Das Lob aus dem Ausland war deutlich. Die Einigung zwischen Armenien und Aserbaidschan stimme hoffnungsvoll, schrieb die deutsche Außenministerin Annalena Baerbock (Grüne) auf X. Ihr estnischer Kollege sprach von einem „historischen Abkommen“.

In Armenien fallen die Reaktionen dagegen verhalten aus. „Frieden oder Illusion?“ fragt das lokale Nachrichtenportal Civilnet, während der Politikwissenschaftler Narek Sukiasyan auf X von einem nur „lauwarmen Abkommen“ sprach. Frieden sei im Interesse Armeniens, betonte Außenminister Ararat Mirzoyan; doch vor beiden Regierungen liege noch viel Arbeit: „Aus der Geschichte wissen wir, dass kein Friedensvertrag die Antworten auf alle möglichen Fragen auf einmal geben oder zwei Länder oder zwei Völker sofort miteinander versöhnen kann“, zitiert ihn die staatliche Nachrichtenagentur Armenpress.

Öffentlich bekannt ist der offizielle Inhalt des Abkommens bislang nicht. Nach aserbaidschanischen Angaben akzeptierte Armenien in den letzten zwei strittigen Punkten die Forderungen Aserbaidschans, so dass die Einigung möglich wurde. Trotz Rückschlägen und hohen innenpolitischen Drucks hatte Ministerpräsident Nikol Paschinjan an den Verhandlungen festgehalten. „Wir sind zu dem Schluss gekommen, dass dieser Kompromisstext, der das Ergebnis von vier Jahren Verhandlungen ist, für Armenien akzeptabel sein kann“, sagte er nach Bekanntgabe der Einigung vor Journalisten.
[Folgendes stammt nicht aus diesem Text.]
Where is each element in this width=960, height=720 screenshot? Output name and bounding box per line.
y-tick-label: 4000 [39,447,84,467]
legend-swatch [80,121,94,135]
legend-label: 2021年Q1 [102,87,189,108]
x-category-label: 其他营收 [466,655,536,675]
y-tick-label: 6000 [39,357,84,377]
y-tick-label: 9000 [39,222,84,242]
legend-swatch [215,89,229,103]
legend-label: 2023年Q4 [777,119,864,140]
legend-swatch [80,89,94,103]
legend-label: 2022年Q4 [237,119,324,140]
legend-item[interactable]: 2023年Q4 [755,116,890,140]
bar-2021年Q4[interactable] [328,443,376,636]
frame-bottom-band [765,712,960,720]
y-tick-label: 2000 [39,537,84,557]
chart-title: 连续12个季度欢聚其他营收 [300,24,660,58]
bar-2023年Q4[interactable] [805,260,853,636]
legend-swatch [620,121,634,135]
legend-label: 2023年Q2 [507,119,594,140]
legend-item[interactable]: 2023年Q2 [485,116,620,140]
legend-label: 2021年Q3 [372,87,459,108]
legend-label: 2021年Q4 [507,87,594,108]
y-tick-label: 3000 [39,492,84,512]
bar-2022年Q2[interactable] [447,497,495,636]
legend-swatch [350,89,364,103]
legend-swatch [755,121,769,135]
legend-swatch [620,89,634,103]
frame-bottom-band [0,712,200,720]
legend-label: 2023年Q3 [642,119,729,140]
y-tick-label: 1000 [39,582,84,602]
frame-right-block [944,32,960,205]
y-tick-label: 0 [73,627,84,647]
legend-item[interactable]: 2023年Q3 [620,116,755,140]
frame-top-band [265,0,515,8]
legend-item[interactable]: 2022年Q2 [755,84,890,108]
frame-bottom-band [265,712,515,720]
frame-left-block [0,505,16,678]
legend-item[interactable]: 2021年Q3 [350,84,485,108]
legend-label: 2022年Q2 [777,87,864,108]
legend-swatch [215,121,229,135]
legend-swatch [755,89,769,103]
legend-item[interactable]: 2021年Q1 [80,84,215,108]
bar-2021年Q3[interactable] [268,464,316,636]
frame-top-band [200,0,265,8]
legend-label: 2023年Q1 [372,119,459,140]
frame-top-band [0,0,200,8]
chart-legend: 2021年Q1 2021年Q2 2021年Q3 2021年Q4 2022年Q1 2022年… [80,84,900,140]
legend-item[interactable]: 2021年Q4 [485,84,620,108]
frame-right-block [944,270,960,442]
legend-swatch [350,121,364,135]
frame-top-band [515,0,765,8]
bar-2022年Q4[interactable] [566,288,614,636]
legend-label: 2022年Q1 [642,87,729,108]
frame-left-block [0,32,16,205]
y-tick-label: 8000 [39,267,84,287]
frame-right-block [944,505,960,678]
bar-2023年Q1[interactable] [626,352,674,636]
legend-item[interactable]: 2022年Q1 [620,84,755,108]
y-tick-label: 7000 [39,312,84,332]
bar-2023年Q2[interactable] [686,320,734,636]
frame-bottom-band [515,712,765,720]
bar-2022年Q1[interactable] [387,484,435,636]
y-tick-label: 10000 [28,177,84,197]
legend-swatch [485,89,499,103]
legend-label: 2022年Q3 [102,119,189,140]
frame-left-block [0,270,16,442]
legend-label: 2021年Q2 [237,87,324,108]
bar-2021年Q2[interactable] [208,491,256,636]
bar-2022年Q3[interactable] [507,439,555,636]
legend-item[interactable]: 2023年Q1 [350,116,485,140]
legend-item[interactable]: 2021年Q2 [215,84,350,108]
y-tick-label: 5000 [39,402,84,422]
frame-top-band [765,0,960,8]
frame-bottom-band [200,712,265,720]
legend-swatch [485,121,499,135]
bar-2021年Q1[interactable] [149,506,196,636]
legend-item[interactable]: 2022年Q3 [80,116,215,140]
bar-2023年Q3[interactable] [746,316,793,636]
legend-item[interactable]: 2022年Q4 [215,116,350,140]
Zu den Zugeständnissen der armenischen Seite soll laut Medienberichten unter anderem der Abzug ausländischer Einheiten von der gemeinsamen Grenze gehören. Das dürfte vor allem die EU-Mission EUMA betreffen, die seit 2023 von Armenien aus die Grenze zu Aserbaidschan beobachtet. Experten sehen in ihrer Präsenz einen Grund, warum die Zahl bewaffneter Konflikte an der Grenze abgenommen hat. Aserbaidschan fordert dagegen schon lange den Abzug der Mission.

Viele strittige Fragen offen

Andere strittige Fragen scheinen dagegen noch offen zu sein. Dazu gehört eine Forderung Aserbaidschans, dass Armenien seine Verfassung ändern müsse. Aus Sicht der Regierung in Baku erhebt sie Ansprüche auf aserbaidschanische Gebiete. Auch nach der Einigung hält Aserbaidschans Regierung an der Forderung fest. „Das ist eine nötige Vorbedingung für die Unterzeichnung des Friedensabkommens“, sagte Außenminister Jeyhun Bayramov in der Hauptstadt Baku.
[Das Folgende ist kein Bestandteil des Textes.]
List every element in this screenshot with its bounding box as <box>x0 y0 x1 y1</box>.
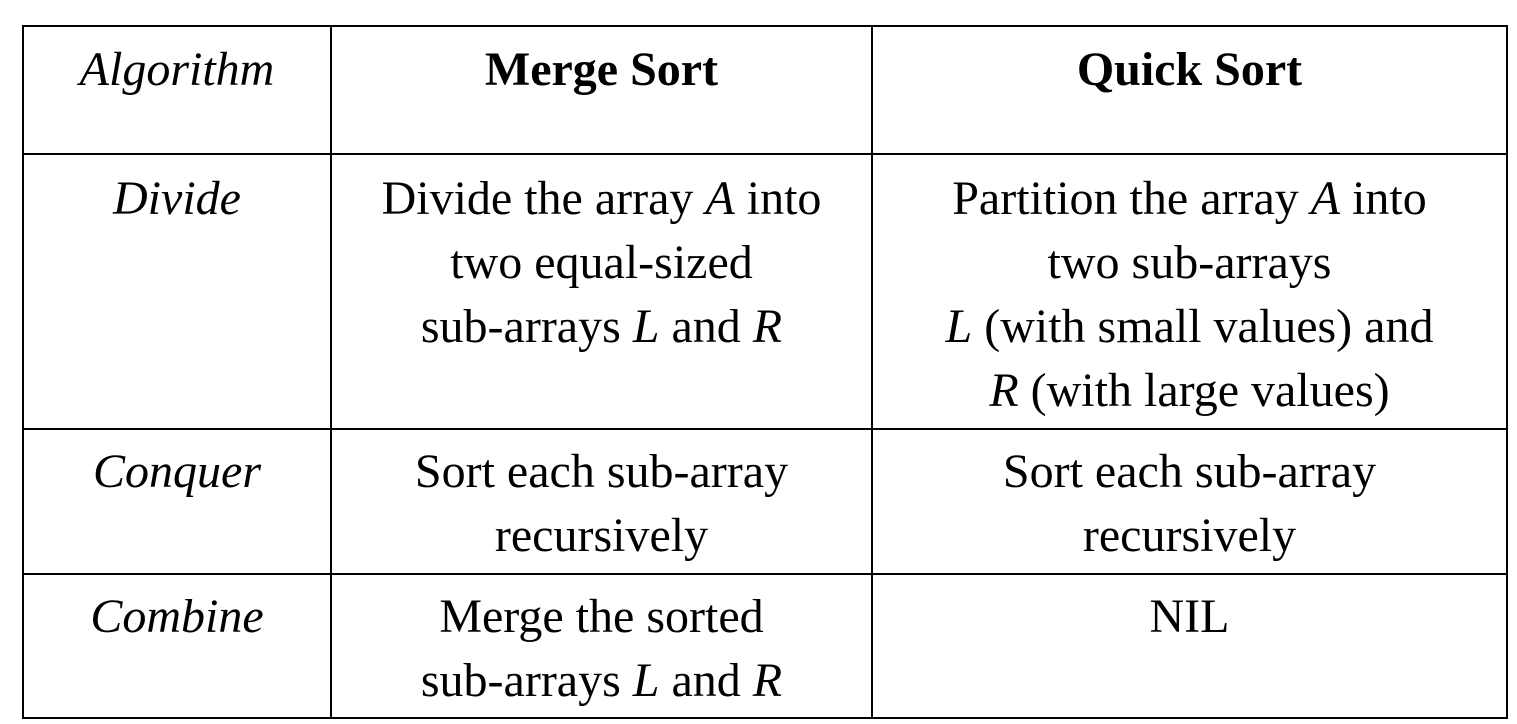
row-label-combine: Combine <box>22 573 332 719</box>
row-label-divide-text: Divide <box>113 172 241 225</box>
cell-conquer-quick-sort: Sort each sub-array recursively <box>871 428 1508 575</box>
text-span: Partition the array <box>952 172 1311 225</box>
text-span: Divide the array <box>381 172 706 225</box>
cell-line: recursively <box>494 509 709 562</box>
text-span: into <box>734 172 822 225</box>
cell-line: Merge the sorted <box>439 590 764 643</box>
cell-line: NIL <box>1149 590 1230 643</box>
text-span: sub-arrays <box>420 654 633 707</box>
text-span: (with large values) <box>1018 364 1390 417</box>
cell-line: R (with large values) <box>879 359 1500 423</box>
variable: L <box>945 300 973 353</box>
cell-line: Partition the array A into <box>879 167 1500 231</box>
text-span: sub-arrays <box>420 300 633 353</box>
cell-divide-merge-sort: Divide the array A into two equal-sized … <box>330 153 873 430</box>
table-row-divide: Divide Divide the array A into two equal… <box>22 153 1508 430</box>
header-algorithm-label: Algorithm <box>79 43 275 96</box>
cell-line: two equal-sized <box>450 236 753 289</box>
header-quick-sort-label: Quick Sort <box>1076 43 1303 96</box>
header-merge-sort: Merge Sort <box>330 25 873 155</box>
variable: R <box>752 654 783 707</box>
header-quick-sort: Quick Sort <box>871 25 1508 155</box>
text-span: (with small values) and <box>972 300 1434 353</box>
variable: L <box>632 300 660 353</box>
header-algorithm: Algorithm <box>22 25 332 155</box>
cell-line: Sort each sub-array <box>414 445 789 498</box>
cell-line: sub-arrays L and R <box>338 649 865 713</box>
cell-line: L (with small values) and <box>879 295 1500 359</box>
row-label-combine-text: Combine <box>90 590 264 643</box>
cell-line: Sort each sub-array <box>1002 445 1377 498</box>
comparison-table: Algorithm Merge Sort Quick Sort Divide D… <box>22 25 1508 719</box>
cell-conquer-merge-sort: Sort each sub-array recursively <box>330 428 873 575</box>
table-row-combine: Combine Merge the sorted sub-arrays L an… <box>22 573 1508 719</box>
variable: L <box>632 654 660 707</box>
text-span: and <box>659 300 753 353</box>
cell-line: recursively <box>1082 509 1297 562</box>
cell-combine-quick-sort: NIL <box>871 573 1508 719</box>
cell-divide-quick-sort: Partition the array A into two sub-array… <box>871 153 1508 430</box>
cell-line: two sub-arrays <box>1047 236 1332 289</box>
row-label-divide: Divide <box>22 153 332 430</box>
header-merge-sort-label: Merge Sort <box>484 43 719 96</box>
variable: R <box>752 300 783 353</box>
variable: R <box>989 364 1019 417</box>
row-label-conquer-text: Conquer <box>93 445 261 498</box>
row-label-conquer: Conquer <box>22 428 332 575</box>
table-row-conquer: Conquer Sort each sub-array recursively … <box>22 428 1508 575</box>
cell-line: Divide the array A into <box>338 167 865 231</box>
table-header-row: Algorithm Merge Sort Quick Sort <box>22 25 1508 155</box>
cell-line: sub-arrays L and R <box>338 295 865 359</box>
text-span: and <box>659 654 753 707</box>
variable: A <box>705 172 735 225</box>
text-span: into <box>1340 172 1427 225</box>
cell-combine-merge-sort: Merge the sorted sub-arrays L and R <box>330 573 873 719</box>
variable: A <box>1310 172 1341 225</box>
Armeniens Regierung betont, dass die Verfassung keine Ansprüche auf aserbaidschanisches Territorium erhebe. Sie hat eine Änderung auf Druck Aserbaidschans ausgeschlossen. Trotzdem ist eine Volksabstimmung über eine neue Verfassung geplant.

Laut armenischen Medien enthält das geplante Abkommen auch keine Regelungen über eine Transitstrecke, auf der Güter ohne Kontrollen zwischen Aserbaidschan und der Enklave Nachitschewan transportiert werden könnten. „Alle Eisenbahnen, alle Straßen, alle Infrastrukturen der Republik Armenien werden unter der Kontrolle Armeniens bleiben und operieren“, sagte Außenminister Ararat Mirzoyan laut dem Portal news.am.

Damit bliebe eine langjährige aserbaidschanische Forderung unerfüllt. Angesichts dieser offenen Fragen bleiben viele armenische Beobachter skeptisch, ob und wann das Abkommen unterschrieben wird.